As mayor of New York City, Michael Bloomberg is in a position to understand the challenges his peers face in cities across the country. As a billionaire, he’s also in a position to help them with an influx of cash.
Through his own private charity, Bloomberg Philanthropies, the New York mayor is sending $4.2 million to New Orleans to support programs to reduce the city’s notoriously high murder rate and also to boost efficiency at City Hall. The money is part of a $24 million pot Bloomberg has awarded through his new Mayors Project, with the rest going to Atlanta; Chicago; Louisville, Ky.; and Memphis, Tenn.
“Mayors are uniquely positioned to tackle some of our most pressing challenges,” Bloomberg said. “The Mayors Project will fuel these efforts by spreading effective programs and strategies between cities and helping mayors work together in new ways around solutions.”
The Mayors Project is aimed at relative newcomers to their City Hall positions. All of the mayors chosen for the grants were in the first 18 months of their terms in office when the funding was awarded, and each was asked to select two initiatives for the funding.
In New Orleans, this money will pay for salaries and operating costs for staff tasked with coordinating a system-wide response to murder.

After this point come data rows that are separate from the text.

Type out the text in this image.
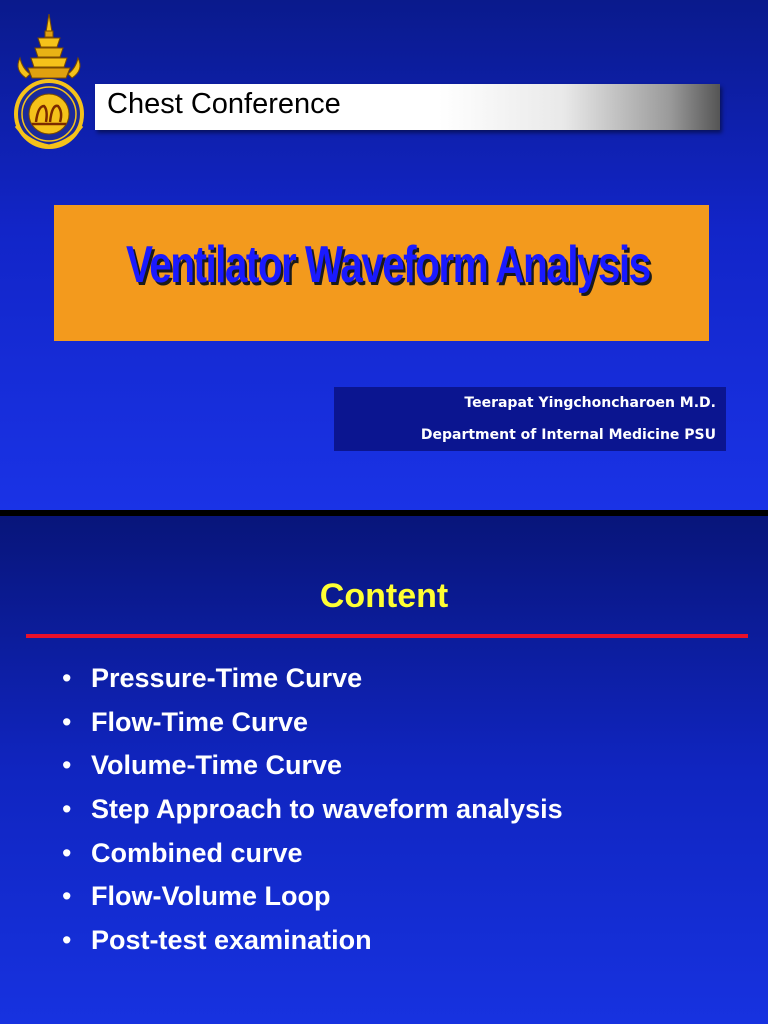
Chest Conference
Ventilator Waveform Analysis
Teerapat Yingchoncharoen M.D.
Department of Internal Medicine PSU
Content
• Pressure-Time Curve
• Flow-Time Curve
• Volume-Time Curve
• Step Approach to waveform analysis
• Combined curve
• Flow-Volume Loop
• Post-test examination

The grant will help fund the city’s Criminal Justice Commissioner, an office that Mayor Mitch Landrieu’s administration created in the spring, with former city councilmember James Carter at the helm.
“The commissioner will serve as a partner alongside other key leaders as we tackle this issue at the neighborhood level,” Landrieu said. “Our mission is clear, change the culture of death and violence on the streets of New Orleans to a culture of peace and safety and security.”
The Mayors Project funding will also support a push to improve customer service at City Hall. For example, the Landrieu administration wants to create a “one-stop shop” for permitting to reduce wait times and processing times.
While Bloomberg is serving as mayor of New York he also oversees a personal fortune amassed from the financial news giant he founded, Bloomberg L.P. Last spring, Forbes magazine ranked him as the 10th richest American with a net worth of $18 billion.